I do so for a bit, but decide to take a chance on the new ticket machines – the risk with this is the possibility that today will be one of those days when they don’t work. No – I am lucky, it must be a day with an odd number for the date. It is 08:50.
I scan the options for the Travelcard to London, what used to be called a “cheap day return” – one can see why they abandoned that name. I can’t find that option anywhere on the multiple screens. Beside me, I hear an elderly gentleman ask the attendant for help with the same option. He is told that the Travelcards cannot be bought from the machine before 9:00. The crowds turn their heads as an involuntary “F!*k that” escapes my lips.
Travelcards cannot be used before 09:00. The 09:06 is the first London train for which they are valid. The ticket queue winds round and round the red rope which they have installed to contain the angry crowds. The machines will not sell you one before 09:00, so there is only a 6 minute window to buy the ticket and catch the train.

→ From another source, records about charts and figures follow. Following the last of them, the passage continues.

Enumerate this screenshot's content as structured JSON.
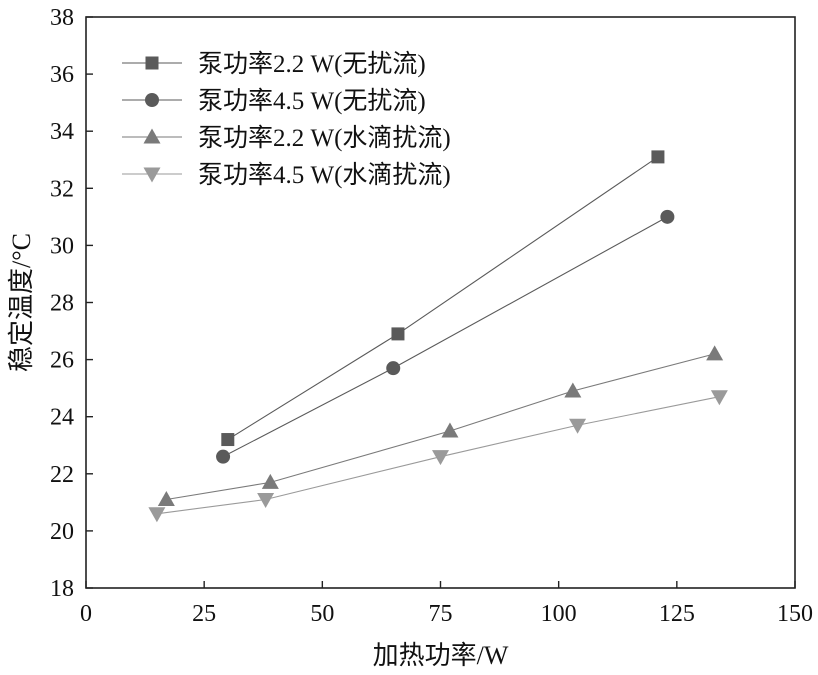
{
  "chart_data": {
    "type": "line",
    "xlabel": "加热功率/W",
    "ylabel": "稳定温度/°C",
    "xlim": [
      0,
      150
    ],
    "ylim": [
      18,
      38
    ],
    "xticks": [
      0,
      25,
      50,
      75,
      100,
      125,
      150
    ],
    "yticks": [
      18,
      20,
      22,
      24,
      26,
      28,
      30,
      32,
      34,
      36,
      38
    ],
    "grid": false,
    "legend_position": "top-left",
    "series": [
      {
        "name": "泵功率2.2 W(无扰流)",
        "marker": "square",
        "color": "#5a5a5a",
        "x": [
          30,
          66,
          121
        ],
        "y": [
          23.2,
          26.9,
          33.1
        ]
      },
      {
        "name": "泵功率4.5 W(无扰流)",
        "marker": "circle",
        "color": "#5a5a5a",
        "x": [
          29,
          65,
          123
        ],
        "y": [
          22.6,
          25.7,
          31.0
        ]
      },
      {
        "name": "泵功率2.2 W(水滴扰流)",
        "marker": "triangle-up",
        "color": "#7a7a7a",
        "x": [
          17,
          39,
          77,
          103,
          133
        ],
        "y": [
          21.1,
          21.7,
          23.5,
          24.9,
          26.2
        ]
      },
      {
        "name": "泵功率4.5 W(水滴扰流)",
        "marker": "triangle-down",
        "color": "#9a9a9a",
        "x": [
          15,
          38,
          75,
          104,
          134
        ],
        "y": [
          20.6,
          21.1,
          22.6,
          23.7,
          24.7
        ]
      }
    ]
  }
}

So is this incompetence or dishonesty? One takes incompetence and inconvenience for granted with First Great Western but I think there is more in this than some dim official deliberately building a blockage into the system. Visitors and those not familiar with the system will look at the queue and decide to go for the machines. Although they plan anyway to leave after 09:00, there is no option to buy a cheap day return. So they take the only available option, the full fare.
FGW saves on the cost of the staff needed to man the ticket windows, and tricks “customers” into paying full price for the fare. They can tell the Regulator that the cheaper fares are available because they are – if you have the time to queue.
As it happens, I am saved, after a fashion, by First Great Western’s more obvious defect – the 09:06 is running late anyway. So I rejoin the back of the queue which I had abandoned, only 20 places further back than I was.
FGW have now installed a parallel set of Arrival and Destination boards each side of the old boards. By the time I get back to the barriers, the old boards are showing the 08:50 as due to leave on time (that was 18 minutes ago) and the new ones show it as having departed. In fact it is still there. It crawls off eventually and the 09:06 appears, loads up and leaves.
The Customer Service Manager (or whatever they call Guards these days) apologises for the delay – engine failure on the way up apparently. That may be well have happened anyway but that is not the reason why the 09:06 is late – it has been sitting in the sidings all the while, waiting for the 08:50 to get out of the way. So we will never know the true reason why we are all going to be late for work, miss our meetings or otherwise have our days buggered up before they even begin.